When I brought this up at a debate with Karl Keating, I was expecting the usual Catholic response - that God didn't want to call attention to Peter's being in Rome as he would be killed by the authorities.
We know the epistle was written to the Church, not the Roman authorities, and we also know Peter had been told by Christ he would suffer martyrdom.
But Karl surprised me.
He said that we all know Peter was in Rome for 25 years because the Church tell us so. But there were a few times when Peter left Rome for a brief period, and that when Paul wrote his Epistle, Peter was away for a short visit and therefore his name wasn't included.
CHRIST AND HANUKKAH
This is an interesting sequence of Roman Catholic logic, sent to me recently via e-mail.
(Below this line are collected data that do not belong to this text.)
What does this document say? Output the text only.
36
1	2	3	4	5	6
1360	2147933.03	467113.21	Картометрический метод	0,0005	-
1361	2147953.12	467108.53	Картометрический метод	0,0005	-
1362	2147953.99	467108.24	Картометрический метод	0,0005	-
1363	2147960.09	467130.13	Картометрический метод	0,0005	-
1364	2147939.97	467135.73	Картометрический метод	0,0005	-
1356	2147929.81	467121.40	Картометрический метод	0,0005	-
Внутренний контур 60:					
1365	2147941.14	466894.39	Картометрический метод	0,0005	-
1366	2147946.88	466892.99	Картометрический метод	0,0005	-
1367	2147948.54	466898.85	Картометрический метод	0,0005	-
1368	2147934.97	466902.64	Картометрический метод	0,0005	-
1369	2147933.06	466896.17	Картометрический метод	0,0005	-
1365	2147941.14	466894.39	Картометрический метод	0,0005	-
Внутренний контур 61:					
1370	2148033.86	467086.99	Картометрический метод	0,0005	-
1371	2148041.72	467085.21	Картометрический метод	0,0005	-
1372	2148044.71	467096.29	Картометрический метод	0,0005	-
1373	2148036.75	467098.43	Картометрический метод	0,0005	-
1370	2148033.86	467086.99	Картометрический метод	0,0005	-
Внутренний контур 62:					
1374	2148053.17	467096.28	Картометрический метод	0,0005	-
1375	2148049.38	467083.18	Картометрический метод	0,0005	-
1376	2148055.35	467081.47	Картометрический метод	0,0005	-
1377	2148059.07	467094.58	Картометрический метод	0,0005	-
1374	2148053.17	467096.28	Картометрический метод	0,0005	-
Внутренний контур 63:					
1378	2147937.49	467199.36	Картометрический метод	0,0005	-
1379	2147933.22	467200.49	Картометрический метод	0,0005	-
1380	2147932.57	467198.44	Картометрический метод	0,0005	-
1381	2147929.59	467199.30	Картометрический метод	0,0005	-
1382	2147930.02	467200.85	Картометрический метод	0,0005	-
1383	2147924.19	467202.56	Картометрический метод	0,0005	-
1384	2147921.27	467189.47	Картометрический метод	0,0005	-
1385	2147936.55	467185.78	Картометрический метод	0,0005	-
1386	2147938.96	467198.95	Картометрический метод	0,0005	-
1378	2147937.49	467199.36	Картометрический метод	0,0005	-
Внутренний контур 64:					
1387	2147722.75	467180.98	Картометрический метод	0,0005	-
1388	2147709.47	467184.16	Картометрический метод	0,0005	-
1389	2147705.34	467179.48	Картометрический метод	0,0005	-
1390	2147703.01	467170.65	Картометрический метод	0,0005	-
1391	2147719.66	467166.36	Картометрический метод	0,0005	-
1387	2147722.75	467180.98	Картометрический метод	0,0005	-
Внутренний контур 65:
1. 1 Maccabees tells of the initiation of Hanukkah, or the feast of the dedication of the Temple. (4:59)
2. Jesus was in Jerusalem during the feast of the dedication (John 10:22).
3. Therefore, Jesus observed Hanukkah.
4. Therefore, Jesus accepted 1 Maccabees.
5. Therefore, Jesus accepted the entire Apocrypha.
BLESSED ICE CREAM
Going to the extremely bizarre, we have this story the Houston, TX Star-Telegram (Associated Press), Jan. 14, 2000 - Virgin reveals herself in spilled ice cream, faithful say.
They've come from far and wide, clutching rosaries and cameras, jostling to peer through the afternoon heat at an improbable shrine on the cement floor of a Houston apartment complex.
In the midst of wilting roses, candles and crosses, they say, the Virgin of Guadalupe reveals herself to the faithful in an amorphous stain of melted ice cream.
To unfaithful eyes, the crusty smear looks about as earthshaking as, well, a melted popsicle. But ecstatic believers swear they can discern the form of the beloved Mexican idol.
The uproar began Monday, when residents picked out the brilliant robes of the Mexican saint in the sticky swirls at the foot of a soda machine. Word spread, and there have been 500 to 800 onlookers from as far away as Miami, Seattle and Canada, Ms. Cervantes said. Some stay at the shrine all night long, absorbed in meditation.